Bacterial vaginosis (BV), a genital tract infection, is linked to an elevated risk of negative outcomes such as preterm birth and acquiring sexually transmitted infections, including HIV. For decades, the only treatment for BV has been antibiotics, but it’s common for the infection to return.
Clinical research has explored the use of live biotherapeutic products after antibiotics to help the vagina replenish naturally occurring Lactobacillus bacteria strains.
Previous research from Bixby members Craig Cohen, MD, and Anke Hemmerling, MD, and colleagues has shown that LACTIN-V, a live biotherapeutic, helped reduce the recurrence of BV infections. However, they found that 30% of people who received LACTIN-V had an infection return by 24 weeks after treatment, a higher-than-expected rate. The research team wanted to determine if this outcome was linked to the infection not being cured by the initial round of antibiotics.
In a new paper, they found that most women in the study achieved a clinical cure of their BV infections within 7 days of the initial antibiotic treatment. More than half of the women who received a placebo after initial treatment instead of LACTIN-V experienced a recurrence by 24 weeks, confirming the limited effect of antibiotic regimes alone.
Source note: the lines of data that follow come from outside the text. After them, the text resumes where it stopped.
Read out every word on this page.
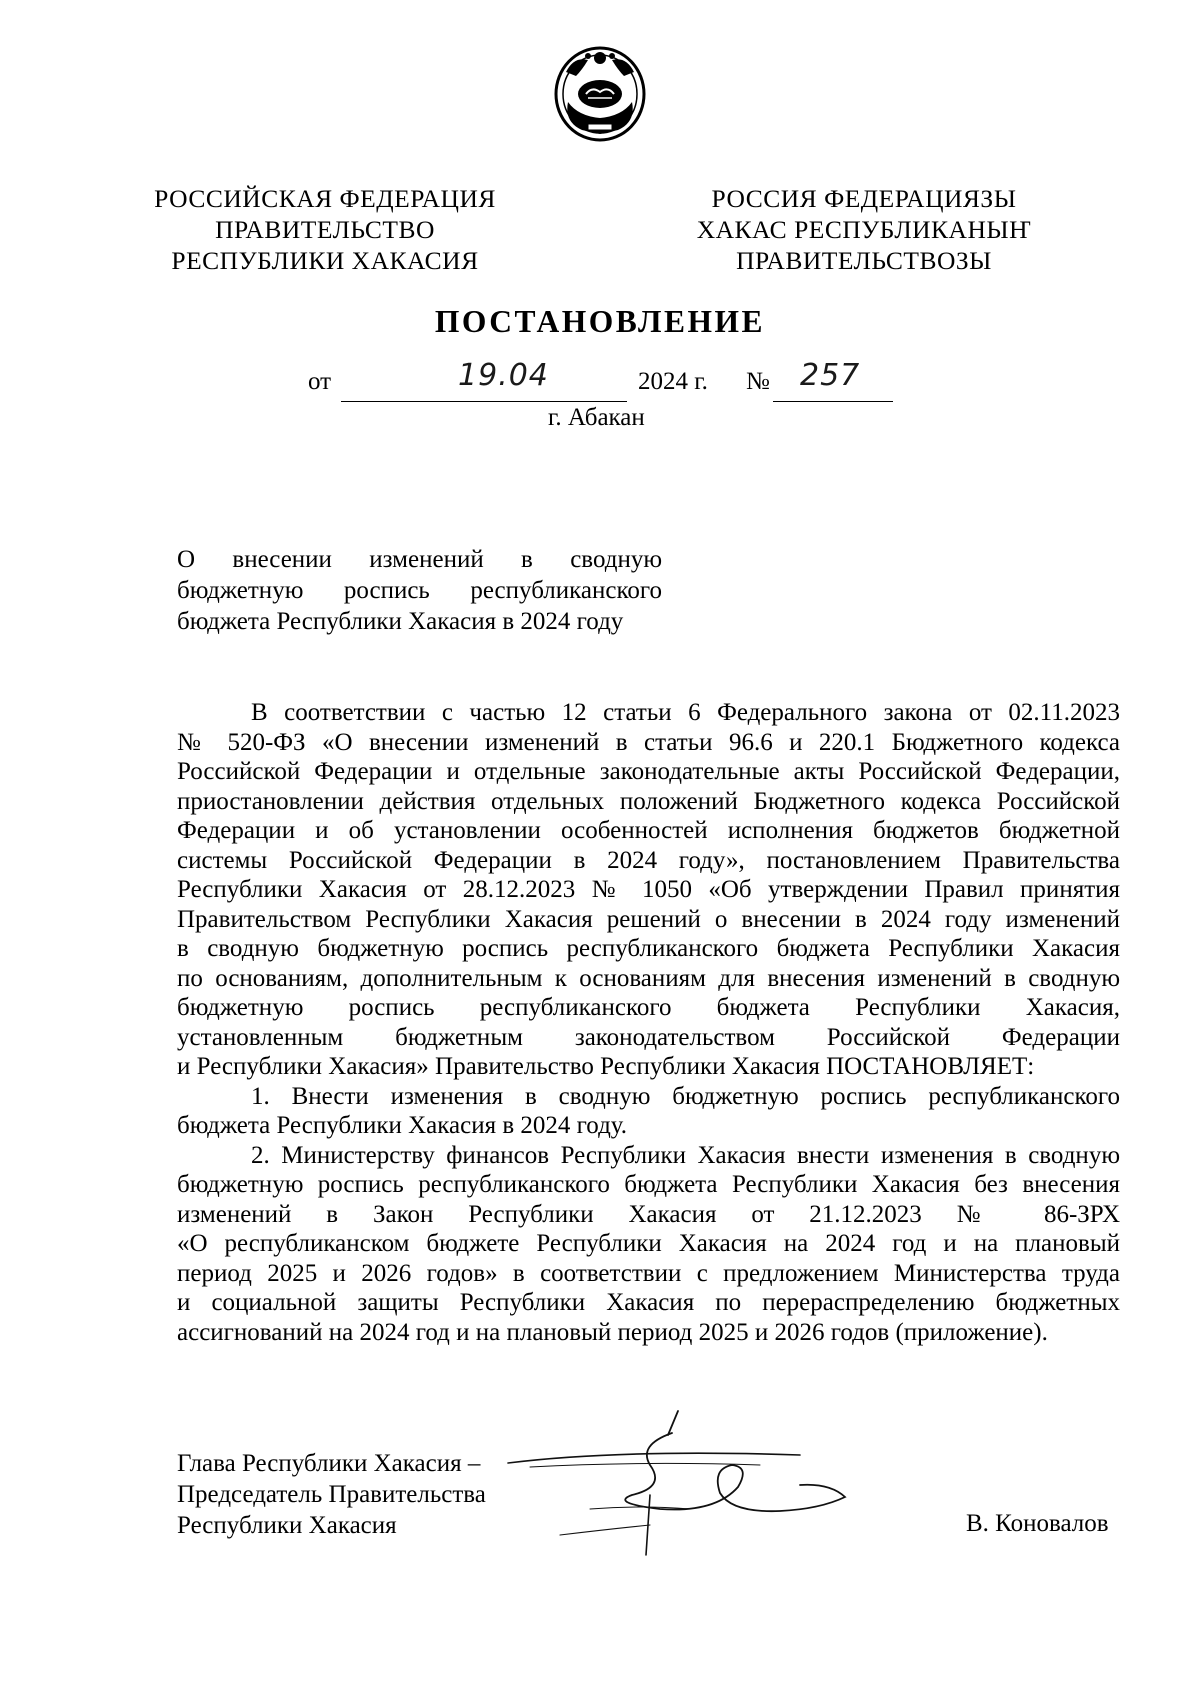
РОССИЙСКАЯ ФЕДЕРАЦИЯ
ПРАВИТЕЛЬСТВО
РЕСПУБЛИКИ ХАКАСИЯ
РОССИЯ ФЕДЕРАЦИЯЗЫ
ХАКАС РЕСПУБЛИКАНЫҤ
ПРАВИТЕЛЬСТВОЗЫ
ПОСТАНОВЛЕНИЕ
от	19.04	2024 г. № 257
г. Абакан
О внесении изменений в сводную
бюджетную роспись республиканского
бюджета Республики Хакасия в 2024 году
В соответствии с частью 12 статьи 6 Федерального закона от 02.11.2023
№ 520-ФЗ «О внесении изменений в статьи 96.6 и 220.1 Бюджетного кодекса
Российской Федерации и отдельные законодательные акты Российской Федерации,
приостановлении действия отдельных положений Бюджетного кодекса Российской
Федерации и об установлении особенностей исполнения бюджетов бюджетной
системы Российской Федерации в 2024 году», постановлением Правительства
Республики Хакасия от 28.12.2023 № 1050 «Об утверждении Правил принятия
Правительством Республики Хакасия решений о внесении в 2024 году изменений
в сводную бюджетную роспись республиканского бюджета Республики Хакасия
по основаниям, дополнительным к основаниям для внесения изменений в сводную
бюджетную роспись республиканского бюджета Республики Хакасия,
установленным бюджетным законодательством Российской Федерации
и Республики Хакасия» Правительство Республики Хакасия ПОСТАНОВЛЯЕТ:
1. Внести изменения в сводную бюджетную роспись республиканского
бюджета Республики Хакасия в 2024 году.
2. Министерству финансов Республики Хакасия внести изменения в сводную
бюджетную роспись республиканского бюджета Республики Хакасия без внесения
изменений в Закон Республики Хакасия от 21.12.2023 № 86-ЗРХ
«О республиканском бюджете Республики Хакасия на 2024 год и на плановый
период 2025 и 2026 годов» в соответствии с предложением Министерства труда
и социальной защиты Республики Хакасия по перераспределению бюджетных
ассигнований на 2024 год и на плановый период 2025 и 2026 годов (приложение).
Глава Республики Хакасия –
Председатель Правительства
Республики Хакасия	В. Коновалов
Women whose infections were not cured in the initial round of antibiotics had a higher rate of recurrent BV. This analysis found that the clinical cure of BV after antibiotic treatment is crucial to laying the groundwork for colonization of the Lactobacillus bacteria, leading to low rates of BV recurrence and maximizing the benefits of LACTIN-V.
These results indicate that clearing BV-associated microbes before giving live biotherapeutic products may be crucial to maximizing their effectiveness, thus helping to prevent the negative reproductive health outcomes that come with recurring BV.